Currently, there are a few tracking tools available as programs, spreadsheets, and mobile and web apps. And for those that do exist, their quality and scope vary considerably across the available tools. To date, there is no comprehensive package that provides tracking, graphing, analysis, reporting and data management capabilities.
Our Beliefs
Tracking, graphing and analysis procedures should address real clinical practice (i.e., whether a change has occurred, whether the change is important, due to the intervention, etc.), and to clearly articulate with the current agency requirements, clinic schedules and workload of the practitioner. These tools should alleviate work, not create more of it!
Here are a set of criteria for you to use when evaluating the effectiveness of a single-case tracking and analysis software.
- Enter once, represent many times and in many ways.

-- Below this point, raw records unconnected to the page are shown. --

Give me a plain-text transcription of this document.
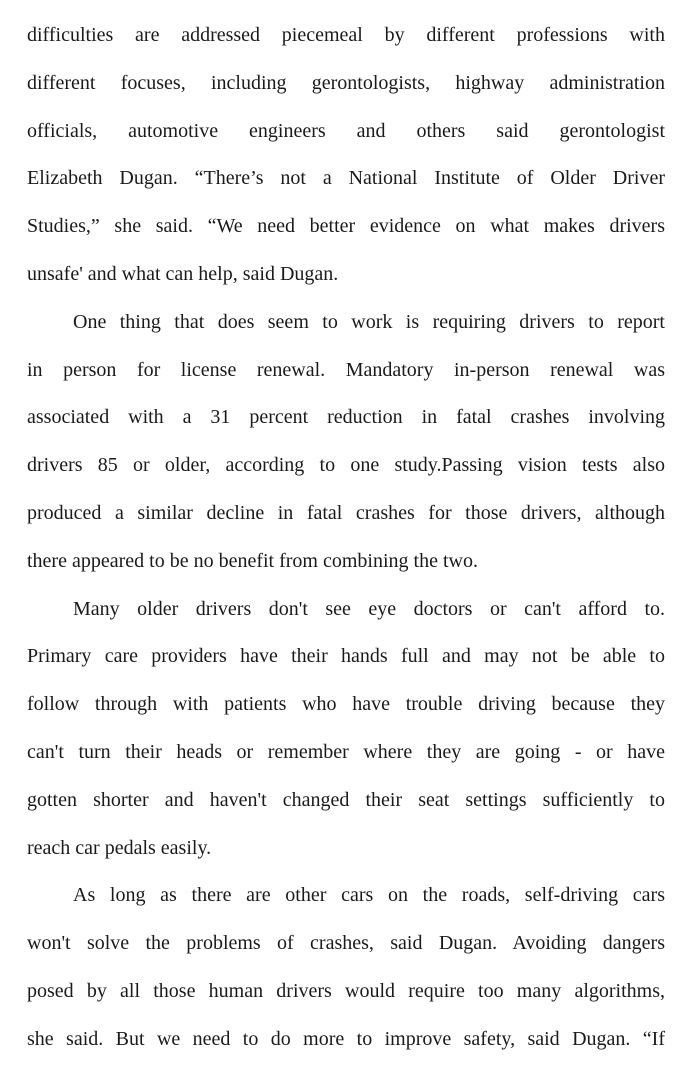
difficulties are addressed piecemeal by different professions with
different focuses, including gerontologists, highway administration
officials, automotive engineers and others said gerontologist
Elizabeth Dugan. “There’s not a National Institute of Older Driver
Studies,” she said. “We need better evidence on what makes drivers
unsafe' and what can help, said Dugan.
One thing that does seem to work is requiring drivers to report
in person for license renewal. Mandatory in-person renewal was
associated with a 31 percent reduction in fatal crashes involving
drivers 85 or older, according to one study.Passing vision tests also
produced a similar decline in fatal crashes for those drivers, although
there appeared to be no benefit from combining the two.
Many older drivers don't see eye doctors or can't afford to.
Primary care providers have their hands full and may not be able to
follow through with patients who have trouble driving because they
can't turn their heads or remember where they are going - or have
gotten shorter and haven't changed their seat settings sufficiently to
reach car pedals easily.
As long as there are other cars on the roads, self-driving cars
won't solve the problems of crashes, said Dugan. Avoiding dangers
posed by all those human drivers would require too many algorithms,
she said. But we need to do more to improve safety, said Dugan. “If
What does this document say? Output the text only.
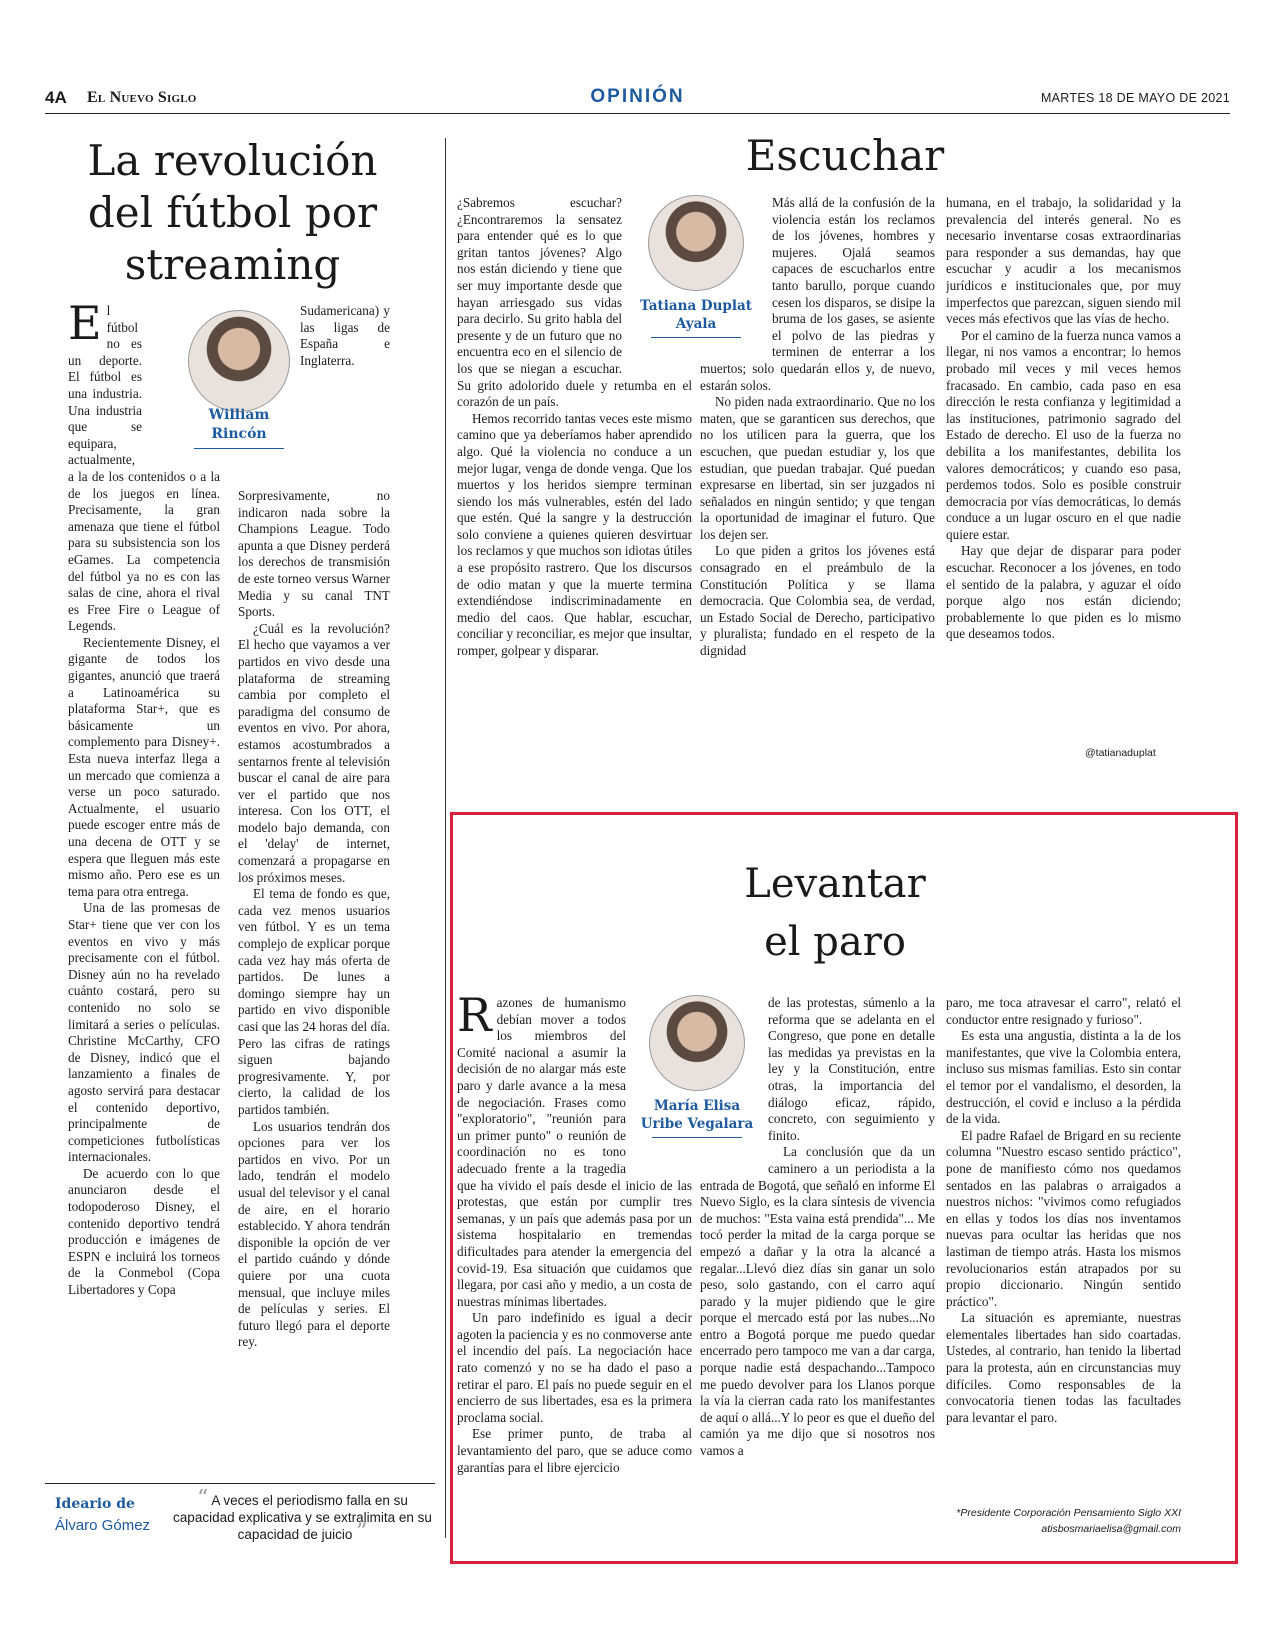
4A El Nuevo Siglo	OPINIÓN	MARTES 18 DE MAYO DE 2021
La revolución del fútbol por streaming
William Rincón
E l fútbol no es un deporte. El fútbol es una industria. Una industria que se equipara, actualmente, a la de los contenidos o a la de los juegos en línea. Precisamente, la gran amenaza que tiene el fútbol para su subsistencia son los eGames. La competencia del fútbol ya no es con las salas de cine, ahora el rival es Free Fire o League of Legends.

Recientemente Disney, el gigante de todos los gigantes, anunció que traerá a Latinoamérica su plataforma Star+, que es básicamente un complemento para Disney+. Esta nueva interfaz llega a un mercado que comienza a verse un poco saturado. Actualmente, el usuario puede escoger entre más de una decena de OTT y se espera que lleguen más este mismo año. Pero ese es un tema para otra entrega.

Una de las promesas de Star+ tiene que ver con los eventos en vivo y más precisamente con el fútbol. Disney aún no ha revelado cuánto costará, pero su contenido no solo se limitará a series o películas. Christine McCarthy, CFO de Disney, indicó que el lanzamiento a finales de agosto servirá para destacar el contenido deportivo, principalmente de competiciones futbolísticas internacionales.

De acuerdo con lo que anunciaron desde el todopoderoso Disney, el contenido deportivo tendrá producción e imágenes de ESPN e incluirá los torneos de la Conmebol (Copa Libertadores y Copa

Sudamericana) y las ligas de España e Inglaterra. Sorpresivamente, no indicaron nada sobre la Champions League. Todo apunta a que Disney perderá los derechos de transmisión de este torneo versus Warner Media y su canal TNT Sports.

¿Cuál es la revolución? El hecho que vayamos a ver partidos en vivo desde una plataforma de streaming cambia por completo el paradigma del consumo de eventos en vivo. Por ahora, estamos acostumbrados a sentarnos frente al televisión buscar el canal de aire para ver el partido que nos interesa. Con los OTT, el modelo bajo demanda, con el 'delay' de internet, comenzará a propagarse en los próximos meses.

El tema de fondo es que, cada vez menos usuarios ven fútbol. Y es un tema complejo de explicar porque cada vez hay más oferta de partidos. De lunes a domingo siempre hay un partido en vivo disponible casi que las 24 horas del día. Pero las cifras de ratings siguen bajando progresivamente. Y, por cierto, la calidad de los partidos también.

Los usuarios tendrán dos opciones para ver los partidos en vivo. Por un lado, tendrán el modelo usual del televisor y el canal de aire, en el horario establecido. Y ahora tendrán disponible la opción de ver el partido cuándo y dónde quiere por una cuota mensual, que incluye miles de películas y series. El futuro llegó para el deporte rey.

Escuchar
Tatiana Duplat Ayala

¿Sabremos escuchar? ¿Encontraremos la sensatez para entender qué es lo que gritan tantos jóvenes? Algo nos están diciendo y tiene que ser muy importante desde que hayan arriesgado sus vidas para decirlo. Su grito habla del presente y de un futuro que no encuentra eco en el silencio de los que se niegan a escuchar. Su grito adolorido duele y retumba en el corazón de un país.

Hemos recorrido tantas veces este mismo camino que ya deberíamos haber aprendido algo. Qué la violencia no conduce a un mejor lugar, venga de donde venga. Que los muertos y los heridos siempre terminan siendo los más vulnerables, estén del lado que estén. Qué la sangre y la destrucción solo conviene a quienes quieren desvirtuar los reclamos y que muchos son idiotas útiles a ese propósito rastrero. Que los discursos de odio matan y que la muerte termina extendiéndose indiscriminadamente en medio del caos. Que hablar, escuchar, conciliar y reconciliar, es mejor que insultar, romper, golpear y disparar.

Más allá de la confusión de la violencia están los reclamos de los jóvenes, hombres y mujeres. Ojalá seamos capaces de escucharlos entre tanto barullo, porque cuando cesen los disparos, se disipe la bruma de los gases, se asiente el polvo de las piedras y terminen de enterrar a los muertos; solo quedarán ellos y, de nuevo, estarán solos.

No piden nada extraordinario. Que no los maten, que se garanticen sus derechos, que no los utilicen para la guerra, que los escuchen, que puedan estudiar y, los que estudian, que puedan trabajar. Qué puedan expresarse en libertad, sin ser juzgados ni señalados en ningún sentido; y que tengan la oportunidad de imaginar el futuro. Que los dejen ser.

Lo que piden a gritos los jóvenes está consagrado en el preámbulo de la Constitución Política y se llama democracia. Que Colombia sea, de verdad, un Estado Social de Derecho, participativo y pluralista; fundado en el respeto de la dignidad

humana, en el trabajo, la solidaridad y la prevalencia del interés general. No es necesario inventarse cosas extraordinarias para responder a sus demandas, hay que escuchar y acudir a los mecanismos jurídicos e institucionales que, por muy imperfectos que parezcan, siguen siendo mil veces más efectivos que las vías de hecho.

Por el camino de la fuerza nunca vamos a llegar, ni nos vamos a encontrar; lo hemos probado mil veces y mil veces hemos fracasado. En cambio, cada paso en esa dirección le resta confianza y legitimidad a las instituciones, patrimonio sagrado del Estado de derecho. El uso de la fuerza no debilita a los manifestantes, debilita los valores democráticos; y cuando eso pasa, perdemos todos. Solo es posible construir democracia por vías democráticas, lo demás conduce a un lugar oscuro en el que nadie quiere estar.

Hay que dejar de disparar para poder escuchar. Reconocer a los jóvenes, en todo el sentido de la palabra, y aguzar el oído porque algo nos están diciendo; probablemente lo que piden es lo mismo que deseamos todos.

@tatianaduplat
Levantar el paro
María Elisa Uribe Vegalara
R azones de humanismo debían mover a todos los miembros del Comité nacional a asumir la decisión de no alargar más este paro y darle avance a la mesa de negociación. Frases como "exploratorio", "reunión para un primer punto" o reunión de coordinación no es tono adecuado frente a la tragedia que ha vivido el país desde el inicio de las protestas, que están por cumplir tres semanas, y un país que además pasa por un sistema hospitalario en tremendas dificultades para atender la emergencia del covid-19. Esa situación que cuidamos que llegara, por casi año y medio, a un costa de nuestras mínimas libertades.

Un paro indefinido es igual a decir agoten la paciencia y es no conmoverse ante el incendio del país. La negociación hace rato comenzó y no se ha dado el paso a retirar el paro. El país no puede seguir en el encierro de sus libertades, esa es la primera proclama social.

Ese primer punto, de traba al levantamiento del paro, que se aduce como garantías para el libre ejercicio

de las protestas, súmenlo a la reforma que se adelanta en el Congreso, que pone en detalle las medidas ya previstas en la ley y la Constitución, entre otras, la importancia del diálogo eficaz, rápido, concreto, con seguimiento y finito.

La conclusión que da un caminero a un periodista a la entrada de Bogotá, que señaló en informe El Nuevo Siglo, es la clara síntesis de vivencia de muchos: "Esta vaina está prendida"... Me tocó perder la mitad de la carga porque se empezó a dañar y la otra la alcancé a regalar...Llevó diez días sin ganar un solo peso, solo gastando, con el carro aquí parado y la mujer pidiendo que le gire porque el mercado está por las nubes...No entro a Bogotá porque me puedo quedar encerrado pero tampoco me van a dar carga, porque nadie está despachando...Tampoco me puedo devolver para los Llanos porque la vía la cierran cada rato los manifestantes de aquí o allá...Y lo peor es que el dueño del camión ya me dijo que si nosotros nos vamos a

paro, me toca atravesar el carro", relató el conductor entre resignado y furioso".

Es esta una angustia, distinta a la de los manifestantes, que vive la Colombia entera, incluso sus mismas familias. Esto sin contar el temor por el vandalismo, el desorden, la destrucción, el covid e incluso a la pérdida de la vida.

El padre Rafael de Brigard en su reciente columna "Nuestro escaso sentido práctico", pone de manifiesto cómo nos quedamos sentados en las palabras o arraigados a nuestros nichos: "vivimos como refugiados en ellas y todos los días nos inventamos nuevas para ocultar las heridas que nos lastiman de tiempo atrás. Hasta los mismos revolucionarios están atrapados por su propio diccionario. Ningún sentido práctico".

La situación es apremiante, nuestras elementales libertades han sido coartadas. Ustedes, al contrario, han tenido la libertad para la protesta, aún en circunstancias muy difíciles. Como responsables de la convocatoria tienen todas las facultades para levantar el paro.

*Presidente Corporación Pensamiento Siglo XXI
atisbosmariaelisa@gmail.com
Ideario de
Álvaro Gómez
“ A veces el periodismo falla en su capacidad explicativa y se extralimita en su capacidad de juicio ”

Data should be entered one time, and immediately available to use in graphs and reports. The practitioner shouldn’t have to expend the time and effort to prepare data for accounting, decision making or presentation.
- Data needs to present itself simply and clearly. Visual distractions should be kept to a minimum. Information should be judiciously and aesthetically displayed to minimize distractions and promote concentration.
- Application controls should be intuitively locatable and only a click away. Like the data, they shouldn’t create distractions or visual noise, yet they should be easy to find and use. Tools should be available to support understanding and data driven decision making.
- Data management and reports should be easy and automatic. The system should be set up to support billing and report writing by providing you with the information you need to efficiently complete these tasks.